5. Promotion: After passing validation, the alias is updated to "champion" via client.set_registered_model_alias(). The previous champion gets archived or becomes a fallback.

6. Serving: A Model Serving endpoint references the "champion" alias. When the alias changes, the endpoint automatically picks up the new model version. For batch use cases, a scheduled job uses spark_udf() with the "champion" alias.

7. Monitoring: Production metrics (latency, prediction distribution, data drift) are tracked. If degradation is detected, the team can roll back by reassigning the "champion" alias to a previous version.

Q: How would you implement A/B testing with MLflow model serving on Databricks?

Databricks Model Serving supports traffic splitting natively. You configure a serving endpoint with multiple model versions and assign a percentage of traffic to each:

1. Register your new model version (v2) alongside the current production version (v1).
2. In the serving endpoint configuration, set traffic routing: e.g., 90% to v1 (champion), 10% to v2 (challenger).
3. The endpoint returns a header indicating which model served each request, allowing you to join predictions with outcomes.
4. After collecting enough data, run a statistical test (chi-squared for classification, t-test for regression) comparing conversion rates or accuracy metrics between v1 and v2.
5. If v2 wins, gradually increase its traffic to 50%, then 100%. If it loses, remove it and archive that version.

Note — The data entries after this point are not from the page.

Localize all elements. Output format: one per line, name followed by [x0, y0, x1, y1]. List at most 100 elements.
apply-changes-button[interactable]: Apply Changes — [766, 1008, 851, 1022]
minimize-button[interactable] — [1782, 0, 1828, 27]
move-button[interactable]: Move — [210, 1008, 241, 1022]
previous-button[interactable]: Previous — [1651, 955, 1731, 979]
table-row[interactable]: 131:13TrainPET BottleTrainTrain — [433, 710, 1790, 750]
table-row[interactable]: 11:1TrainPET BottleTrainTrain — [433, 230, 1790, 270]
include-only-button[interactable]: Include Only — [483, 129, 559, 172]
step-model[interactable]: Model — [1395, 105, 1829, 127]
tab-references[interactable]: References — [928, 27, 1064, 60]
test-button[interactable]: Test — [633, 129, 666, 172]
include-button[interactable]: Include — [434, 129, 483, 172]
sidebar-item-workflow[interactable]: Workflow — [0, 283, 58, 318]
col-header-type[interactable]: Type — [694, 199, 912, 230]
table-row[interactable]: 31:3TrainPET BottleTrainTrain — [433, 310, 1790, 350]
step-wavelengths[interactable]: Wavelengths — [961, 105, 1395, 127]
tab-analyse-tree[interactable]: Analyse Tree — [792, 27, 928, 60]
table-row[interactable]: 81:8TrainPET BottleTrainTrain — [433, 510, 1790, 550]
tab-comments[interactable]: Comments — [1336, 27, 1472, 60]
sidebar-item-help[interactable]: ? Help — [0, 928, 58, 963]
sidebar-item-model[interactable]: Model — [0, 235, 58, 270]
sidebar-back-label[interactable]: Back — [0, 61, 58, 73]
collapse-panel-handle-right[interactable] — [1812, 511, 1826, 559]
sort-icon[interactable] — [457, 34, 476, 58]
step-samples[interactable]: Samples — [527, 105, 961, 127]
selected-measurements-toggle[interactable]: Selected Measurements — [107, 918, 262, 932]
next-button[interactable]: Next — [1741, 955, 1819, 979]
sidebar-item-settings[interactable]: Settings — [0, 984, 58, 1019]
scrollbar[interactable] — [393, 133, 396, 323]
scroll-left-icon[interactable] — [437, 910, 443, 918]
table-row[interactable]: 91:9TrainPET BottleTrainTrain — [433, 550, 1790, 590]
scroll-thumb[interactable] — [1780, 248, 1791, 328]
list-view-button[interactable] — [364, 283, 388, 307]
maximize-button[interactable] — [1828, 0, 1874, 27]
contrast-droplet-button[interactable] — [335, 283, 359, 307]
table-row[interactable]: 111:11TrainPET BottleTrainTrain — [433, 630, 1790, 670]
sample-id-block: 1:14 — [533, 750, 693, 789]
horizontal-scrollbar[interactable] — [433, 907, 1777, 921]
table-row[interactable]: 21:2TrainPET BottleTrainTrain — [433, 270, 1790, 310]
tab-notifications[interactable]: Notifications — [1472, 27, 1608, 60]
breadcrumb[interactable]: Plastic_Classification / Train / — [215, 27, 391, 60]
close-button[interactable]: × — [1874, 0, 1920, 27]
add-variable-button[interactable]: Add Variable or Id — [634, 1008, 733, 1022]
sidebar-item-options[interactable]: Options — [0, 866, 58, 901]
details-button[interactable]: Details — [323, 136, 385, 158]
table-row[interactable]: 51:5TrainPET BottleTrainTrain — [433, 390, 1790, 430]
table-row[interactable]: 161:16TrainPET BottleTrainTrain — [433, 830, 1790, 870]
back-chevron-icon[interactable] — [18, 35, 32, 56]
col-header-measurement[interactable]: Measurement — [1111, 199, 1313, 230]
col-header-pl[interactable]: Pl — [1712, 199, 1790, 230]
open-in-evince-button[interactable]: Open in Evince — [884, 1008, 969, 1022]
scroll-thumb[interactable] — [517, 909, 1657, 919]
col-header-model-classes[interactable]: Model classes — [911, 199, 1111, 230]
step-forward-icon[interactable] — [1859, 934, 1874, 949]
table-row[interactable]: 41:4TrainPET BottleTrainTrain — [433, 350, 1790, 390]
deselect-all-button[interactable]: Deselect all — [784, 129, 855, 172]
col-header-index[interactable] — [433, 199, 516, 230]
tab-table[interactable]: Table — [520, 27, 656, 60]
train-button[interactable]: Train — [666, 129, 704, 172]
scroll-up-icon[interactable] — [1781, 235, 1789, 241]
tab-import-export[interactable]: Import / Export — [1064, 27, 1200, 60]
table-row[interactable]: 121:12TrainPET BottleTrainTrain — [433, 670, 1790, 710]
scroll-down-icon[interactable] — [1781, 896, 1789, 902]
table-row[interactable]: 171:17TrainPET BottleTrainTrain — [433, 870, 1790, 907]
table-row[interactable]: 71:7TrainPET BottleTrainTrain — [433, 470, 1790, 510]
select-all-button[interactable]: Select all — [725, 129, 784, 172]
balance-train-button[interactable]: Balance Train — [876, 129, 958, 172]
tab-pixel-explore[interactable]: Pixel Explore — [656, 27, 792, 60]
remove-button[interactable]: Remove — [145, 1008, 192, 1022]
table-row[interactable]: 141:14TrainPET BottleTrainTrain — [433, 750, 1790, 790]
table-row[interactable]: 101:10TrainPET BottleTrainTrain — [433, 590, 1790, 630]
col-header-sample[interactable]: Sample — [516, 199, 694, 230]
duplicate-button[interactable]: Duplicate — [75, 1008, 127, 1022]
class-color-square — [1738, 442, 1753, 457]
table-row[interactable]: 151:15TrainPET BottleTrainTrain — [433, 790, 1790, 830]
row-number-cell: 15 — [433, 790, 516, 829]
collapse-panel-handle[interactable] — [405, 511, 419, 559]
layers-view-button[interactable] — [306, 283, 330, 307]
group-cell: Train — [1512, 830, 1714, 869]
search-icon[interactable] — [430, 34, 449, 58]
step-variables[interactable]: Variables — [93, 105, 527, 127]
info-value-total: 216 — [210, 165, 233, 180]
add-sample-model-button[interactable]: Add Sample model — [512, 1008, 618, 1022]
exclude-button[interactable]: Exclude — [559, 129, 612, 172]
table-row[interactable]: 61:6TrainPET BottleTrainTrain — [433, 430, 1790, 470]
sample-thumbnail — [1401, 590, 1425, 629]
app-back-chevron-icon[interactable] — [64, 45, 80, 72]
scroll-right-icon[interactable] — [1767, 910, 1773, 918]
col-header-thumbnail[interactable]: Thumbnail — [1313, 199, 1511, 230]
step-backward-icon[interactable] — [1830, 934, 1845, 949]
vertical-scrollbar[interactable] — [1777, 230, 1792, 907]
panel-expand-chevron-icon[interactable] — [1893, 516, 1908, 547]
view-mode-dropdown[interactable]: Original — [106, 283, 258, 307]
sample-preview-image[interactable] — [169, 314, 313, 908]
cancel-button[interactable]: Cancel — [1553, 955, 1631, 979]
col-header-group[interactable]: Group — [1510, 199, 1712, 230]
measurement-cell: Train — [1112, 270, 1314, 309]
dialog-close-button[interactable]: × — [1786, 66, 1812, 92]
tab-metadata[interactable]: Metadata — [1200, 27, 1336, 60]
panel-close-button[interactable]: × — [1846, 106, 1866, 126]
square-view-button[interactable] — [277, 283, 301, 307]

Alternatively, for batch A/B testing, score users with both models using spark_udf(), write both predictions to a table, and randomly assign which prediction to show to each user.

Q: What is training-serving skew and how does the Databricks Feature Store prevent it?

Training-serving skew occurs when the features used during model training differ from the features used during production inference. Common causes include: different SQL joins, different aggregation windows, timezone mismatches, stale cached features, or subtle data type differences between the training notebook and the serving pipeline.

The Feature Store prevents this by making features a single source of truth. When you train a model using FeatureLookup, MLflow records which feature tables and keys were used. At serving time, the model endpoint automatically fetches features from those same Unity Catalog tables using the same primary key lookup. This eliminates the "two different codepaths" problem entirely — both training and serving execute the same feature retrieval logic against the same governed tables.

Q: How do you handle model rollback if a production model starts degrading?

With Unity Catalog Model Registry, rollback is fast and safe:

1. Detection: Monitor prediction distributions, latency, and business metrics (conversion rate, error rate). Set up alerts for drift using Databricks Lakehouse Monitoring or custom checks.
2. Immediate rollback: Reassign the "champion" alias to the previous known-good version: client.set_registered_model_alias("catalog.schema.model", "champion", previous_version). For serving endpoints, this takes effect within seconds — no redeployment needed.
3. For batch jobs: Since spark_udf() resolves the alias at runtime, the next batch run automatically uses the rolled-back version.
4. Root cause analysis: Compare the degraded model's training data, feature distributions, and parameters against the previous version. Check for data drift in upstream tables, schema changes, or recent feature store updates.
5. Prevention: Implement automated validation gates — before promoting any new model to "champion," run it against a holdout set and verify performance meets a minimum threshold. Use Databricks workflows to automate this check.